Sven ging zur Ausbildung nach Basel und folglich verbrachte das junge Paar viel Zeit mit Pendeln auf der Straße. Dann ging es gemeinsam Richtung Norden. Nach Hamburg. Hier begann Jenny Svensson 1995 das Studium der Romanistik. In ihrer Abschlussarbeit über Postmoderne Literatur vergleicht sie Werke von Milan Kundera und Denis Diderot. „Als Schwedin auf Deutsch in Hamburg französische Sprach- und Literaturwissenschaften zu studieren erscheint mir heute ein bisschen unsinnig. Doch habe ich auf diesem Wegen extrem schnell Deutsch gelernt.“, schmunzelt sie. Und das spricht sie heute akzentfrei.

Kulturmanagemant und Netzwerken

Nach dem Studium war sie eine Zeit lang „Mädchen für alles“ beim Hamburger HRS Marketing Network, organsierte für deren Kunden Ausstellungen, Konzerte und andere Veranstaltungen. „Schlecht war das nicht, aber ich wollte lieber selbstbestimmt arbeiten.“, sagt sie und nahm die betriebsbedingte Entlassung nach dem Fortgang eines großen Kunden als Chance. Ihr war inzwischen klar, dass sie ihre Kenntnisse aus dem Studium, ihre Liebe zur Musik und ihre Erfahrungen aus dem Job im Marketing zusammenführen musste. „Ich wollte Kunst und Kultur machen. Doch ich wusste auch, dass mir hierzu noch einiges fehlt. Zum Beispiel von Verträgen oder den juristischen Dingen verstand ich nichts.“ Mit dem Aufbaustudium „Kulturmanagement“ an der Hochschule für Musik und Theater – HfMT - änderte sich das gründlich. Hier entwickelte sich Jenny Svensson auch gleichzeitig zu einer guten Netzwerkerin, wichtig für sie als junge, von nun an freiberuflich tätige Kulturmanagerin.

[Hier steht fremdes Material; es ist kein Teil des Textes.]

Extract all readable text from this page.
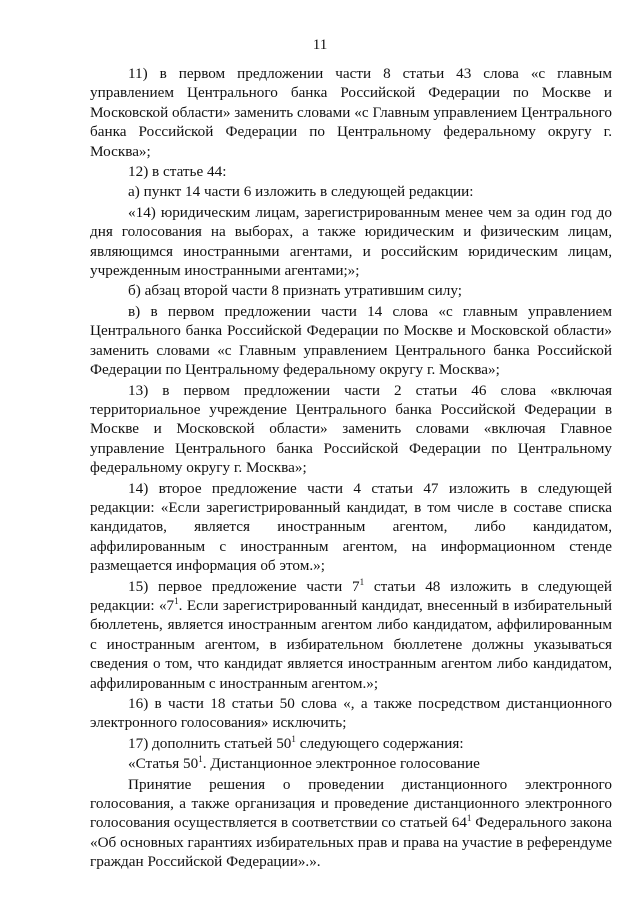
11

11) в первом предложении части 8 статьи 43 слова «с главным управлением Центрального банка Российской Федерации по Москве и Московской области» заменить словами «с Главным управлением Центрального банка Российской Федерации по Центральному федеральному округу г. Москва»;

12) в статье 44:

а) пункт 14 части 6 изложить в следующей редакции:

«14) юридическим лицам, зарегистрированным менее чем за один год до дня голосования на выборах, а также юридическим и физическим лицам, являющимся иностранными агентами, и российским юридическим лицам, учрежденным иностранными агентами;»;

б) абзац второй части 8 признать утратившим силу;

в) в первом предложении части 14 слова «с главным управлением Центрального банка Российской Федерации по Москве и Московской области» заменить словами «с Главным управлением Центрального банка Российской Федерации по Центральному федеральному округу г. Москва»;

13) в первом предложении части 2 статьи 46 слова «включая территориальное учреждение Центрального банка Российской Федерации в Москве и Московской области» заменить словами «включая Главное управление Центрального банка Российской Федерации по Центральному федеральному округу г. Москва»;

14) второе предложение части 4 статьи 47 изложить в следующей редакции: «Если зарегистрированный кандидат, в том числе в составе списка кандидатов, является иностранным агентом, либо кандидатом, аффилированным с иностранным агентом, на информационном стенде размещается информация об этом.»;

15) первое предложение части $7^1$ статьи 48 изложить в следующей редакции: «$7^1$. Если зарегистрированный кандидат, внесенный в избирательный бюллетень, является иностранным агентом либо кандидатом, аффилированным с иностранным агентом, в избирательном бюллетене должны указываться сведения о том, что кандидат является иностранным агентом либо кандидатом, аффилированным с иностранным агентом.»;

16) в части 18 статьи 50 слова «, а также посредством дистанционного электронного голосования» исключить;

17) дополнить статьей $50^1$ следующего содержания:

«Статья $50^1$. Дистанционное электронное голосование

Принятие решения о проведении дистанционного электронного голосования, а также организация и проведение дистанционного электронного голосования осуществляется в соответствии со статьей $64^1$ Федерального закона «Об основных гарантиях избирательных прав и права на участие в референдуме граждан Российской Федерации».».
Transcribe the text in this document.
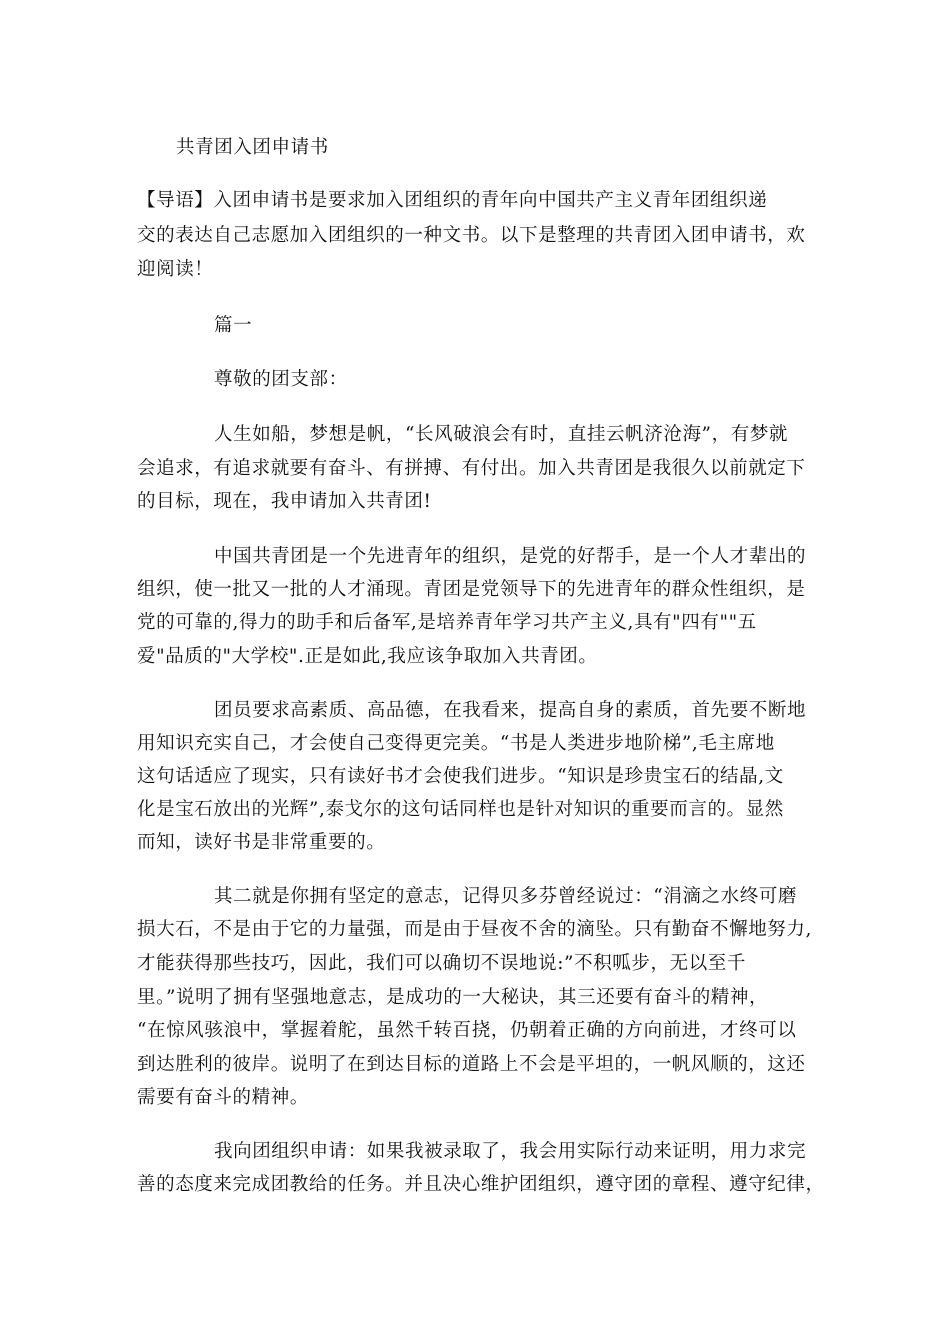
共青团入团申请书
【导语】入团申请书是要求加入团组织的青年向中国共产主义青年团组织递
交的表达自己志愿加入团组织的一种文书。以下是整理的共青团入团申请书，欢
迎阅读！
篇一
尊敬的团支部：
人生如船，梦想是帆，“长风破浪会有时，直挂云帆济沧海”，有梦就
会追求，有追求就要有奋斗、有拼搏、有付出。加入共青团是我很久以前就定下
的目标，现在，我申请加入共青团!
中国共青团是一个先进青年的组织，是党的好帮手，是一个人才辈出的
组织，使一批又一批的人才涌现。青团是党领导下的先进青年的群众性组织，是
党的可靠的,得力的助手和后备军,是培养青年学习共产主义,具有"四有""五
爱"品质的"大学校".正是如此,我应该争取加入共青团。
团员要求高素质、高品德，在我看来，提高自身的素质，首先要不断地
用知识充实自己，才会使自己变得更完美。“书是人类进步地阶梯”,毛主席地
这句话适应了现实，只有读好书才会使我们进步。“知识是珍贵宝石的结晶,文
化是宝石放出的光辉”,泰戈尔的这句话同样也是针对知识的重要而言的。显然
而知，读好书是非常重要的。
其二就是你拥有坚定的意志，记得贝多芬曾经说过：“涓滴之水终可磨
损大石，不是由于它的力量强，而是由于昼夜不舍的滴坠。只有勤奋不懈地努力,
才能获得那些技巧，因此，我们可以确切不误地说:”不积呱步，无以至千
里。”说明了拥有坚强地意志，是成功的一大秘诀，其三还要有奋斗的精神，
“在惊风骇浪中，掌握着舵，虽然千转百挠，仍朝着正确的方向前进，才终可以
到达胜利的彼岸。说明了在到达目标的道路上不会是平坦的，一帆风顺的，这还
需要有奋斗的精神。
我向团组织申请：如果我被录取了，我会用实际行动来证明，用力求完
善的态度来完成团教给的任务。并且决心维护团组织，遵守团的章程、遵守纪律，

Lebensmittelpunkt ist seit 2002 die Landeshauptstadt Schwerin. Ehemann Sven hatte sein Studium der Eurythmie abgeschlossen und unterrichtet an der Schweriner Waldorf Schule. Ihre Aufträge als Theaterproduzentin, Projektleiterin und Veranstaltungsmanagerin führten Jenny Svensson allerdings immer öfter an die Elbe zurück. Unter anderem zu Kampnagel. Hier bringt sie mit Andreas Bode und Titus Engel das Requiem von Mozart in ungewöhnlicher Weise auf die Bühne, am Theater in Wien dann eine zeitgenössische Version des „L’Orfeo“, einer Oper von Claudio Monteverdi. „Ich mag es die Dinge neu zu gestalten, klassisches und modernes und zeitgenössisches zusammen zu bringen.“, sagt sie. Vielleicht ist es ja diese Vorliebe für Neues, die sie nach vielen Jahren der Freiberuflichkeit und der Geburt ihres Sohnes, Emil, zurück an das Institut für Kulturmanagement der HfMT führt, nun als wissenschaftliche Mitarbeiterin. Dort lehrt und promoviert sie. Das Pendeln hatte also wieder begonnen, die Entfernung war kürzer. Und sie ist nun in der Schweriner Kulturszene längst keine Unbekannte mehr. Seit Herbst 2016 leitet sie das Jugendsymphonieorchester der Landeshauptstadt. Im Dezember 2016 verteidigt sie erfolgreich ihre Doktorarbeit zur Evaluation im Theater und Kulturbetrieb. Und sie pendelt weiter zwischen Schwerin und Hamburg. Bei der „Claussen-Simon-Stiftung“ ist Dr. Jenny Svensson die Programmleiterin für den Förderbereich „Kunst und Kultur“. Die Arbeit macht ihr Freude und sie kennt sich in der Materie aus, hat Erfahrungen aus Sicht der Geförderten und der Förderer, die sie hier gut einbringen kann.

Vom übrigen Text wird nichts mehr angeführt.